O conde e a condessa Andrenyi também tiveram seus personagens alterados. O conde, que no livro é bastante hostil, se transforma em um homem extremamente violento. Já sua esposa, saiu de uma mulher submissa para uma personagem sedutora e livre. Além desses, o assistente de Ratchett, chamado de Mcqueen, foi de um personagem jovem e alto para um homem mais velho, baixo e forte.
As mudanças encontradas na nova produção, a meu ver, foram em sua maioria, desnecessárias. Em contrapartida, também acredito que os atores escolhidos atuaram lindamente, fazendo com que o telespectador se prendesse na trama e deixasse de lado as mudanças feitas no roteiro.
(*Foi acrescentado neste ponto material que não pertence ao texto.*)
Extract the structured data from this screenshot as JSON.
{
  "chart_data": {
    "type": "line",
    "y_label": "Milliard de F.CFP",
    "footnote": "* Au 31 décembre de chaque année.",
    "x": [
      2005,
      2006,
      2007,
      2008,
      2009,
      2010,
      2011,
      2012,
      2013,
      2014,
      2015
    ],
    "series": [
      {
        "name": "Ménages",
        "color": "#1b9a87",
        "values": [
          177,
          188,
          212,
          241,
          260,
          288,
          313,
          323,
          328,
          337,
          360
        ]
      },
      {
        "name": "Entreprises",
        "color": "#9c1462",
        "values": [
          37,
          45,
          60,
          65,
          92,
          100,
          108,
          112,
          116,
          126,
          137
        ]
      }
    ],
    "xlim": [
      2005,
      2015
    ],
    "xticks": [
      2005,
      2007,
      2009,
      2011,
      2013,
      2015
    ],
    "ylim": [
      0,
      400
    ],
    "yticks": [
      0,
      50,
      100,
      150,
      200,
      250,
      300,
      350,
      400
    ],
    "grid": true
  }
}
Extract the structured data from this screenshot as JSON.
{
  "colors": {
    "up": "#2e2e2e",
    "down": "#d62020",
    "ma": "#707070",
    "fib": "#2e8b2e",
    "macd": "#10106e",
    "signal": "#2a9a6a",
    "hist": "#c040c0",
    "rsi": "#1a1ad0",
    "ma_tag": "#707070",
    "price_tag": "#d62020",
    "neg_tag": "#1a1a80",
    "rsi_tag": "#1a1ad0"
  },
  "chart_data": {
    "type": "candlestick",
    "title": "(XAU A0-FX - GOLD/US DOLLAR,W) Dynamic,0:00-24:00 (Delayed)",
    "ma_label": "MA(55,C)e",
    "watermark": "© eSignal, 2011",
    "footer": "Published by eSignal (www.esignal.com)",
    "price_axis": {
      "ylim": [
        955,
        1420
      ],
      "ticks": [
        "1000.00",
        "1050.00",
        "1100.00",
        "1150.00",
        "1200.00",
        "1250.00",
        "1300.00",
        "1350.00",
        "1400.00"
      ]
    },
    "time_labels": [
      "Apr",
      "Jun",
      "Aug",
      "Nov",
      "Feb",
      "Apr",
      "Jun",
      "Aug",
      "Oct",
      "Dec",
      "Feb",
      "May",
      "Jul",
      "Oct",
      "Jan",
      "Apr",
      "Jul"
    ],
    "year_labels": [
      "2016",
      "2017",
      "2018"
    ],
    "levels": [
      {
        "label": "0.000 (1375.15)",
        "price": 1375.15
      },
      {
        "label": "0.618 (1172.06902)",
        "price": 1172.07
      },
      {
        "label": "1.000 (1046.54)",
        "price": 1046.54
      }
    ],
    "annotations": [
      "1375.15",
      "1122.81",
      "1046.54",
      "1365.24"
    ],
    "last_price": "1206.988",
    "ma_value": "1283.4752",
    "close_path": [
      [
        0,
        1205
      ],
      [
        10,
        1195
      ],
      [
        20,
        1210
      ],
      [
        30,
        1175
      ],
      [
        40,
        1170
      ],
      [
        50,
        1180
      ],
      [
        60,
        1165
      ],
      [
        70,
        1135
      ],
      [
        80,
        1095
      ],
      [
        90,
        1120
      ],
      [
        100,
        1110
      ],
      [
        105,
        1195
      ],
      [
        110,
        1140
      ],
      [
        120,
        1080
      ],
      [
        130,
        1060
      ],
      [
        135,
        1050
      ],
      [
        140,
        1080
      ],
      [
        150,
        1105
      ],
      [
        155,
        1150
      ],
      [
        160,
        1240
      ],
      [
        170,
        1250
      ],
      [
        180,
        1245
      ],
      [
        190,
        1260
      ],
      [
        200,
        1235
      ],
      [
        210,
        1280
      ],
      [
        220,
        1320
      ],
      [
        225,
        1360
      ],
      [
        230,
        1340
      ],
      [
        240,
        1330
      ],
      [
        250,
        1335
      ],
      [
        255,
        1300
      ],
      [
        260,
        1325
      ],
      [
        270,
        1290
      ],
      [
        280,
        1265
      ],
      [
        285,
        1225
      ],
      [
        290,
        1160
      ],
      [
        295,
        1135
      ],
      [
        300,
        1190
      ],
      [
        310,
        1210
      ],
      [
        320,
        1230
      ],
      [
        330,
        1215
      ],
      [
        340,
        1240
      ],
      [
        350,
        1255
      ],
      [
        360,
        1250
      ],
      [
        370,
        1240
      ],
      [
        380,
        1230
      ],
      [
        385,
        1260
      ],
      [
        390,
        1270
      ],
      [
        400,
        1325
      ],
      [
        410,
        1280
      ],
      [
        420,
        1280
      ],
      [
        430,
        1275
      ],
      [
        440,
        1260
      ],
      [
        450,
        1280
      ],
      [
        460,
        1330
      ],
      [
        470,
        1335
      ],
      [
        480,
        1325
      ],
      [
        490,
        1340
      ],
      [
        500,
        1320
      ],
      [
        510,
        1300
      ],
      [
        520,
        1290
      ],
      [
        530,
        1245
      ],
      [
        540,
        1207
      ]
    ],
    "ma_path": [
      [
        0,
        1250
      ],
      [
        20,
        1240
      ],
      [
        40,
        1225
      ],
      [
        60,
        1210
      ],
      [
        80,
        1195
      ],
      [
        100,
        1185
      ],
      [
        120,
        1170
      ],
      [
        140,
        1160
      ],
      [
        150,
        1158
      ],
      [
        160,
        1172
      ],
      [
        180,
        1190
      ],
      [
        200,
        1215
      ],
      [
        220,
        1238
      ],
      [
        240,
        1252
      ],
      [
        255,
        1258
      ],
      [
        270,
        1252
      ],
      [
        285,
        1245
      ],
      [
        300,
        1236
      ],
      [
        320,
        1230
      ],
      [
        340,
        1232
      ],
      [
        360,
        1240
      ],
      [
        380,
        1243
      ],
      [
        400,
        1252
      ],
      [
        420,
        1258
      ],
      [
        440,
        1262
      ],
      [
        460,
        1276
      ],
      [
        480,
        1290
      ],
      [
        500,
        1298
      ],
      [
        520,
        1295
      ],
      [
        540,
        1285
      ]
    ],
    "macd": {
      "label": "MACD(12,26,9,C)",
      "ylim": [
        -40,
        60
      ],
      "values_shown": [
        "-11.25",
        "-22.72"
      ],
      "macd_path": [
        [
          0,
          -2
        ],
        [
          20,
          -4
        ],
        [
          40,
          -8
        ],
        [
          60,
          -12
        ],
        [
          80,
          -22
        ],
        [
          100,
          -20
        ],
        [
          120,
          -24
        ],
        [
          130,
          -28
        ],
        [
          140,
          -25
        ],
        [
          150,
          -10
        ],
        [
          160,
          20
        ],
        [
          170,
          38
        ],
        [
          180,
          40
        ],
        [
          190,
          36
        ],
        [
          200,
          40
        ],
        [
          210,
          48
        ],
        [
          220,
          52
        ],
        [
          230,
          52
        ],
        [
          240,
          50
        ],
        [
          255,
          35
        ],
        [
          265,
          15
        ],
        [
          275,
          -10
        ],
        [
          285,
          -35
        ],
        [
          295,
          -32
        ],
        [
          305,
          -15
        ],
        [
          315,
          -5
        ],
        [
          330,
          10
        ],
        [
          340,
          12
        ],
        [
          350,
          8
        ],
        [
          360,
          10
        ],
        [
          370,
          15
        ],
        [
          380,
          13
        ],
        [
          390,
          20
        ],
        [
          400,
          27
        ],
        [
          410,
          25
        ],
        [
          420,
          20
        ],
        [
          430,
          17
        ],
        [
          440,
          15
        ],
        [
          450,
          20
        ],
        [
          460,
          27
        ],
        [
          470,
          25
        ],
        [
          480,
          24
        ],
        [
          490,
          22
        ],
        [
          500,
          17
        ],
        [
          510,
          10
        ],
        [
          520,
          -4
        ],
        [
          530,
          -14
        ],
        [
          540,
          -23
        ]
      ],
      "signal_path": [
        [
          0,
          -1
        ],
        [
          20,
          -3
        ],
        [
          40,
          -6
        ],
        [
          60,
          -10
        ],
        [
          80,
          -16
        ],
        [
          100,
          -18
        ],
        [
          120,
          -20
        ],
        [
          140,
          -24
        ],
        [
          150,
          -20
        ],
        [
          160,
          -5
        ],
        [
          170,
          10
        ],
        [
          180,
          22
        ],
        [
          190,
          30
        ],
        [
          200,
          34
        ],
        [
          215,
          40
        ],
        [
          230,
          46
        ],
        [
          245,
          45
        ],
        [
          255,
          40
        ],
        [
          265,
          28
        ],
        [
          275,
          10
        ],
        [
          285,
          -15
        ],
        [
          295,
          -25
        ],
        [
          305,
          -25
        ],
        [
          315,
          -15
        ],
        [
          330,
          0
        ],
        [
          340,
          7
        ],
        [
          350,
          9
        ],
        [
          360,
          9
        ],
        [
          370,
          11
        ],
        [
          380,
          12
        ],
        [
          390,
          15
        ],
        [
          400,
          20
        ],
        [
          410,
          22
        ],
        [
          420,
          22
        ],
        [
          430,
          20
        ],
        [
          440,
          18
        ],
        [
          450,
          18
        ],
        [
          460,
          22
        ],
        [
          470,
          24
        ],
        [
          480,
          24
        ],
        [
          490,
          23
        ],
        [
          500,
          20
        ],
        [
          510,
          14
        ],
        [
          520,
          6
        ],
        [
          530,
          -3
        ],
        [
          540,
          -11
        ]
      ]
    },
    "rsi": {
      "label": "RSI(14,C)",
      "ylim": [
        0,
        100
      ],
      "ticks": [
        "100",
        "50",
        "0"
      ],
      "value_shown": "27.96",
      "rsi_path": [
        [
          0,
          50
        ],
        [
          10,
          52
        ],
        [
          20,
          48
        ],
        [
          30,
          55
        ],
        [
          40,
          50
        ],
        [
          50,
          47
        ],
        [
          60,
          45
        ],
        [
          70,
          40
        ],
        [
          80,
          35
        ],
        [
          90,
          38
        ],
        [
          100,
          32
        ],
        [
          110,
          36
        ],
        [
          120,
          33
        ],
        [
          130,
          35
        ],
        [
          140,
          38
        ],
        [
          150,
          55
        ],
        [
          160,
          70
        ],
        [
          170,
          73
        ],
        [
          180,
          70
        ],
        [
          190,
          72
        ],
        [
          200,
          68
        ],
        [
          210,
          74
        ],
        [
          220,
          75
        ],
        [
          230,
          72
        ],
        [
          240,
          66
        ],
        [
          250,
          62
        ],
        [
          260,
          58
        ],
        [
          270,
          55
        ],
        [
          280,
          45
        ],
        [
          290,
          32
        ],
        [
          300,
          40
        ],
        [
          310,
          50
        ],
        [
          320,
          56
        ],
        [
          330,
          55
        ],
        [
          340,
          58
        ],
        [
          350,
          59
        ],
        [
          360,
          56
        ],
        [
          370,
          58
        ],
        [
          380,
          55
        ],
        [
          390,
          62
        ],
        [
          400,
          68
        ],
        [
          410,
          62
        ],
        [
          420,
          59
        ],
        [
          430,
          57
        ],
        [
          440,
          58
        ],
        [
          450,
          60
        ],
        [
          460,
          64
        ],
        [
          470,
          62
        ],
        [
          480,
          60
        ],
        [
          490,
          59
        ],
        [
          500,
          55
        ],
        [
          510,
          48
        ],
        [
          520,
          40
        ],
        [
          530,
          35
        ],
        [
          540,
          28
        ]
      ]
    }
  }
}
Será que a adaptação para as telonas foi a verdadeira assassina da trama?
Para mim, algo que funcionou perfeitamente foi a adaptação do detetive Poirot. Ele, que é protagonista em outras obras da autora, possui uma personalidade metódica e é cheio de manias, algo que fica escrachado no filme. Ele passa de um personagem sério para um mais descontraído. Além disso, seu humor ácido fica completamente visível na adaptação, o que na minha opinião, só melhorou o personagem.
Na obra original, o trem é forçado a parar por conta da nevasca, mas se isso tivesse acontecido no filme, seria muito parado. Então, o trem sair dos trilhos em meio à tanta neve fez com que a cena tivesse um tom mais dramático e trouxe às telas mais dinamismo. Outro ponto que tornou o filme mais interessante, foram os cenários dentro e fora do trem que não existiam no livro.
Mas, o que mais me agradou foi a revelação do tão procurado assassino do Expresso do Oriente. Assistimos o filme por duas horas e no momento de descobrir se nossos palpites estavam certos, recebemos a carga dramática esperada – tanto drama que me fez chorar. O filme foi repleto de simples alterações que não eram tão importantes, mas que tornaram a produção mais emocionante. Além disso, o ápice da trama foi explorado de uma forma muito intensa, o que fez com que as adaptações fizessem sentido ao fim do filme.
Para mim, não, a adaptação para as telonas não foi a verdadeira assassina da trama! Mesmo com as alterações, sinto que o filme cumpriu o seu propósito e fez isso de uma forma que captou a mim – e os amigos que assistiram ao filme comigo – do início ao fim. Minha dica é: veja o livro e leia o filme. Mais que isso, crie suas próprias teorias e embarque nesse mistério.